Spin-to-Charge Conversion Manipulated by Fine-Tuning the Fermi Level of Topological Insulator (Bi_{1- x}Sb _x)₂Te₃

The efficiency of spin-to-charge conversion is a key parameter in determining the performance of emerging spintronic devices. In the topological surface state of a topological insulator (TI), the spin-momentum locking effect offers a great possibility for efficient spin-to-charge conversion. Here, we report the relation between the Fermi level position EF and spin-to-charge conversion efficiency in heterostructure Ni80Fe20 (Py)/(Bi1-xSbx)2Te3. The band structure of (Bi1-xSbx)2Te3 films becomes tailored by tuning the ratio of bismuth to antimony so that the position of the Fermi level EF varies from the top side of the valence band to the bottom side of the conduction band through the in-gap surface Dirac cone. The result is consistent with the electronic behavior of the majority carriers varying from n-type to p-type.
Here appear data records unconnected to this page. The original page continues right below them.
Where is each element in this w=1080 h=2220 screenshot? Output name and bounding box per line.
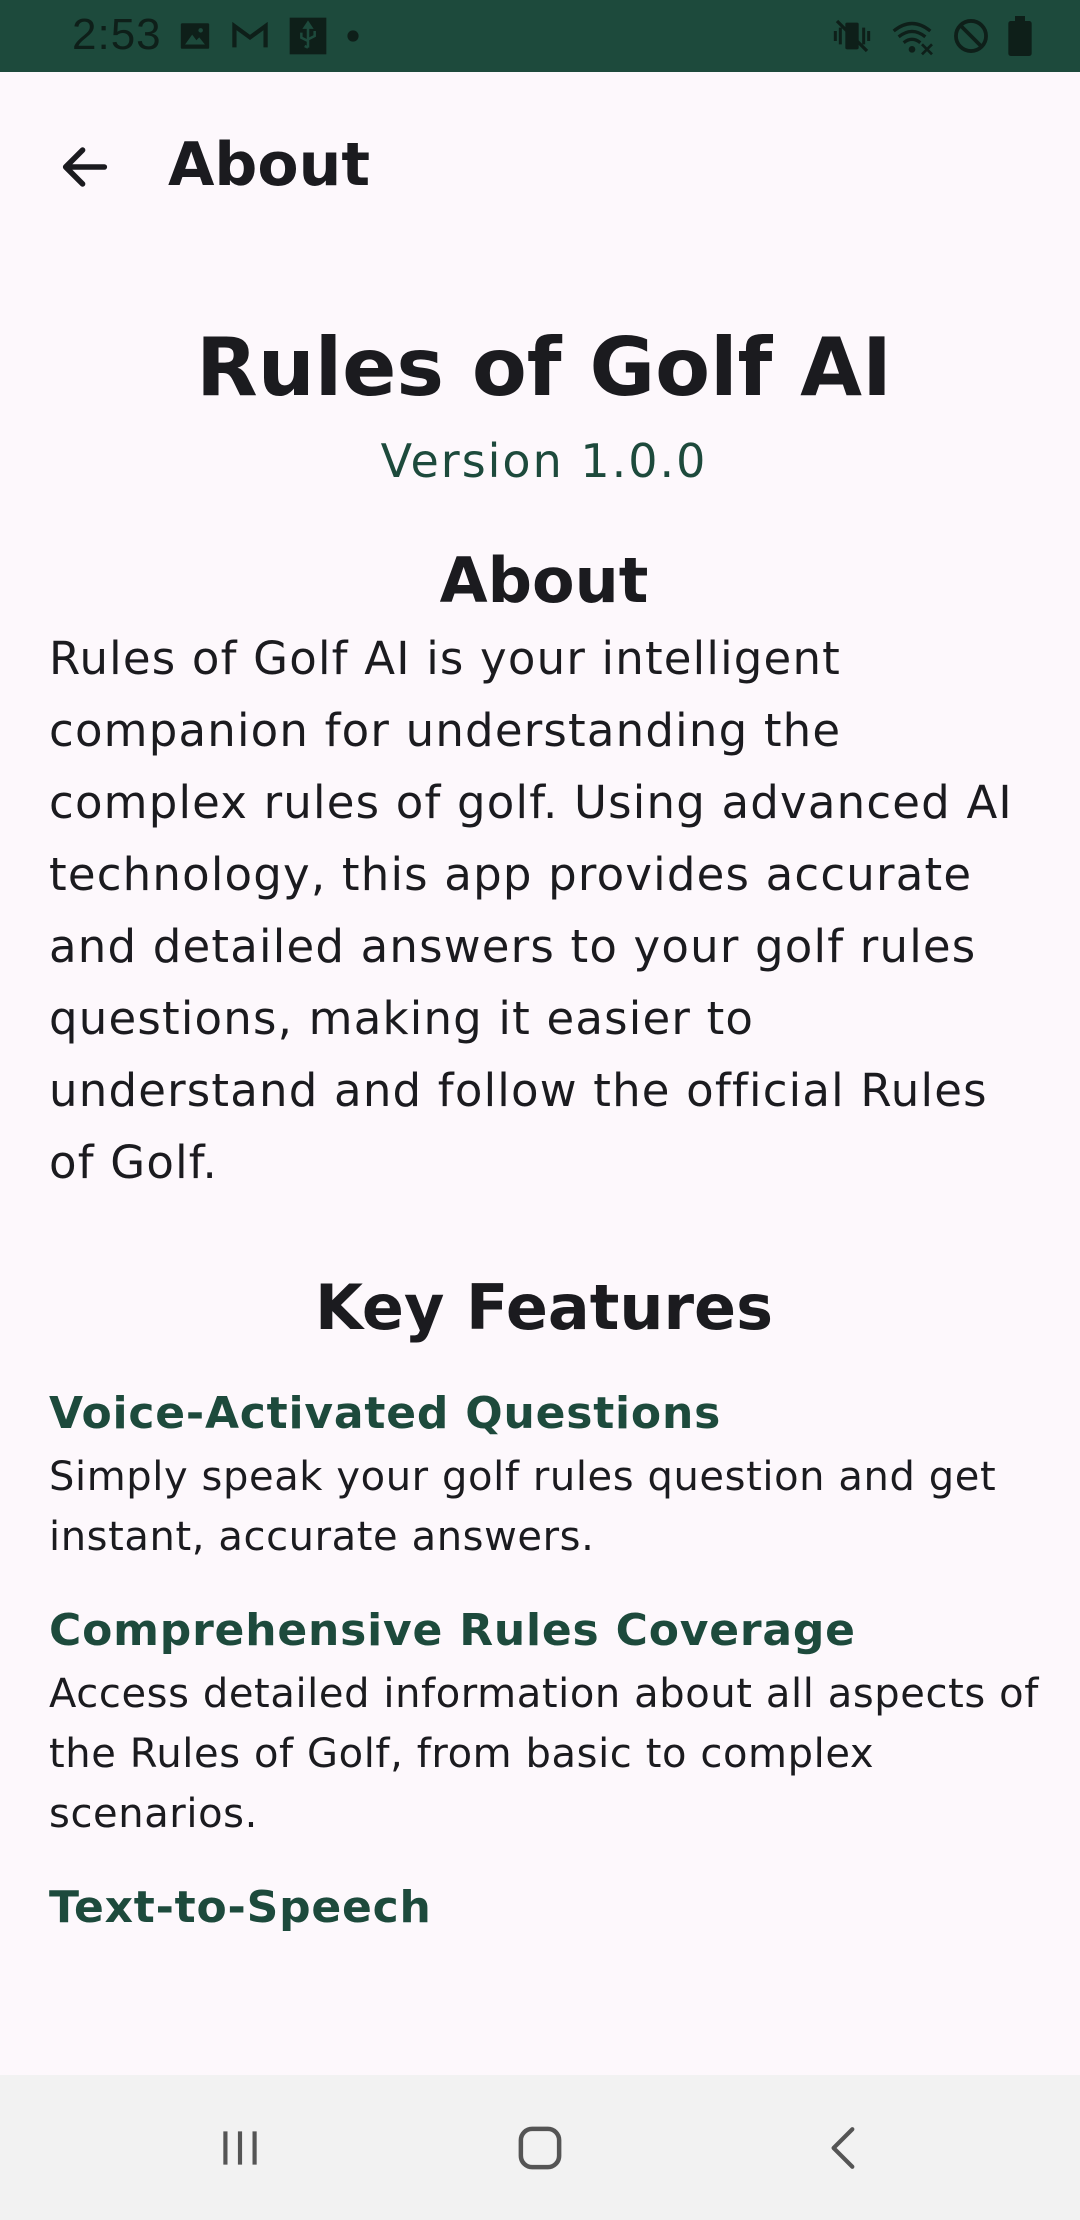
back-button[interactable] — [40, 122, 130, 212]
do-not-disturb-icon — [952, 17, 990, 55]
app-bar-title: About — [168, 130, 371, 200]
feature-title: Voice-Activated Questions — [49, 1388, 722, 1439]
feature-item: Comprehensive Rules Coverage Access deta… — [49, 1605, 1039, 1844]
feature-description: Simply speak your golf rules question an… — [49, 1454, 997, 1560]
about-heading: About — [439, 544, 649, 617]
recent-apps-button[interactable] — [170, 2075, 310, 2220]
recent-apps-icon — [223, 2130, 257, 2165]
system-back-button[interactable] — [774, 2075, 914, 2220]
vibrate-off-icon — [832, 16, 872, 56]
app-name: Rules of Golf AI — [196, 321, 892, 414]
gmail-icon — [230, 19, 270, 53]
about-content[interactable]: Rules of Golf AI Version 1.0.0 About Rul… — [49, 300, 1039, 1933]
battery-icon — [1008, 16, 1032, 56]
wifi-icon — [890, 16, 934, 56]
arrow-back-icon — [62, 147, 108, 187]
key-features-heading: Key Features — [314, 1271, 774, 1344]
feature-title: Comprehensive Rules Coverage — [49, 1605, 856, 1656]
image-icon — [178, 19, 212, 53]
feature-description: Access detailed information about all as… — [49, 1671, 1039, 1837]
feature-item: Voice-Activated Questions Simply speak y… — [49, 1388, 1039, 1567]
status-bar: 2:53 — [0, 0, 1080, 72]
home-button[interactable] — [470, 2075, 610, 2220]
back-icon — [831, 2126, 855, 2169]
app-bar: About — [0, 72, 1080, 268]
about-description: Rules of Golf AI is your intelligent com… — [49, 632, 1013, 1189]
status-time: 2:53 — [72, 10, 162, 59]
home-icon — [518, 2126, 562, 2169]
status-right-icons — [832, 14, 1032, 58]
feature-title: Text-to-Speech — [49, 1882, 432, 1933]
status-left-icons — [178, 14, 360, 58]
dot-icon — [346, 29, 360, 43]
feature-item: Text-to-Speech — [49, 1882, 1039, 1933]
usb-icon — [288, 16, 328, 56]
about-screen: 2:53 About Rules of Golf AI Version 1.0.… — [0, 0, 1080, 2220]
version-label: Version 1.0.0 — [380, 434, 708, 488]
system-nav-bar — [0, 2075, 1080, 2220]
In spin-pumping measurements, we observed that the inverse Edelstein effect length (λIEE) with a tuned EF near the Dirac point is significantly enhanced, indicating that the spin-charge conversion is determined mainly by the topological surface state. These results demonstrate that fine-tuning of EF in a TI-based heterostructure is critical to maximizing the efficiency of spin-to-charge conversion using a spin-momentum locking mechanism.